With the energy market expanding through 2026, positions within Saipem’s offshore fleet represent an elite career destination. By aligning your application with the technical parameters outlined in this guide and leveraging the verified application links, you put yourself in a prime position to build a lucrative, sustainable global career in the offshore energy sector.

In summary, the offshore oil and gas industry in 2026 represents a highly integrated, sophisticated, and economically rewarding arena where world-class corporations like Saipem drive massive infrastructure forward, and technical professionals find an abundance of highly lucrative career pathways.

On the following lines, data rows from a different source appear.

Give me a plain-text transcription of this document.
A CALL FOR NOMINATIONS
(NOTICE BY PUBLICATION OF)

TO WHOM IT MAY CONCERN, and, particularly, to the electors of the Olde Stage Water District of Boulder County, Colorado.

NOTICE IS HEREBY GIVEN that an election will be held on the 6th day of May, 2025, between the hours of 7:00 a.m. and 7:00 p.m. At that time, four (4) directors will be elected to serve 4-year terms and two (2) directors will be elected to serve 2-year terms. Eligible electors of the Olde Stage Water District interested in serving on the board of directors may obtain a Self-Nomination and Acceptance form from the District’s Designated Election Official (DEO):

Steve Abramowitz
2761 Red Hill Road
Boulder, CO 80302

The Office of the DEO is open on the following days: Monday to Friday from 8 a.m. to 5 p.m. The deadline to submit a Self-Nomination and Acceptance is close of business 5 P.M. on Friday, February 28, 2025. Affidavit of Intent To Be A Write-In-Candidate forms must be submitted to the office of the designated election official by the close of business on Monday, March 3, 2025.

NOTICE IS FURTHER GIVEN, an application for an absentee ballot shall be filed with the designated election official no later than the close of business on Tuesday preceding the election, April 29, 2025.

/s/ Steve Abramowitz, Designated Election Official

From the high-stakes responsibility of managing automated process flows in the control room to the complex task of designing seabed infrastructure or operating deepwater robotics, each role forms a vital link in the global energy chain. Supported by specialized recruitment networks and sustained by continuous maintenance investments, this industrial frontier remains the premier destination for technical excellence and professional advancement.